Although UDP has already been used by developers to get satisfactory results, a significant number of improvements must be made before the protocol can be utilised for data transfer to assure a fundamental degree of security and serialisation. The adoption of specific frameworks that offer the capabilities required for various game genres would be advantageous for developers.

Such technologies might further diversify into different frameworks aiming at various game genres and gaming environments in the future. The networking procedure for an online game might be made simpler by such developments, but creators could find the growing number of possibilities to be daunting. Such genre-specific networking solutions could be integrated into current frameworks as templates, which could be better maintained and documented while requiring fewer context switching. To identify possible dependencies and conflicts between network techniques and other frameworks, package management like npm may also be utilised.

7. Conclusion

As one of the fastest-growing markets, the online gaming industry is continuously gaining audiences and economic significance. The integration of network services as part of online gaming experiences will continue to develop as technology progresses, and numerous opportunities are opening up for the gaming business thanks to network technology improvements. As such, this summary of the use of network technologies in online gaming would provide some understanding of the most influential technologies hitherto and offer some predictions regarding the future of the gaming industry.
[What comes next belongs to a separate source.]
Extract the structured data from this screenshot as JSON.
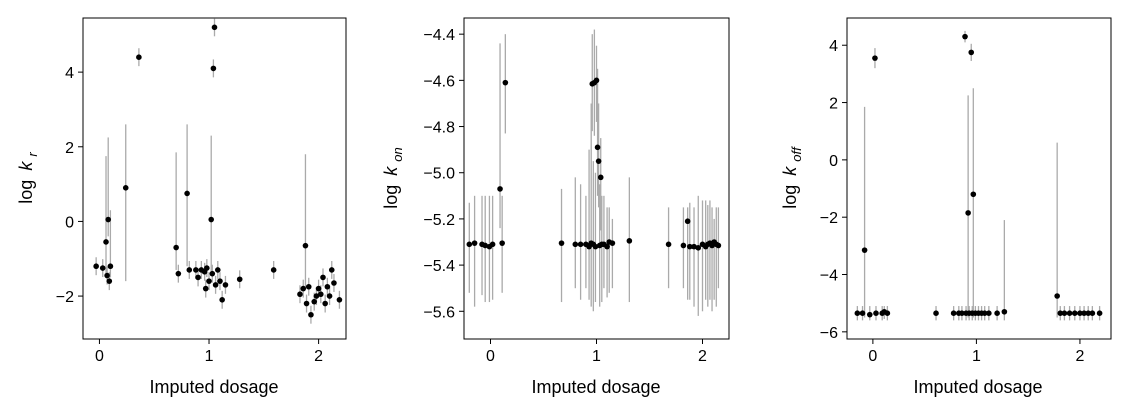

Although the predictions may not be thorough, they should offer a helpful introduction and encourage future discussion. This paper limits the topic to the software design of the gaming network as a whole, and there are still multiple detailed topics that require further research: resources are still scarce regarding the designs and traits of data transmission in the application layer of online gaming, and the overall topic could also be perceived with other new concepts such as 5G, video streaming, home broadband and local area network in mind. Future studies could supplement other factors or designs, both in hardware and software aspects, that could as well contribute to the quality of service in online gaming, or perform more thorough research or discussion on a single related topic.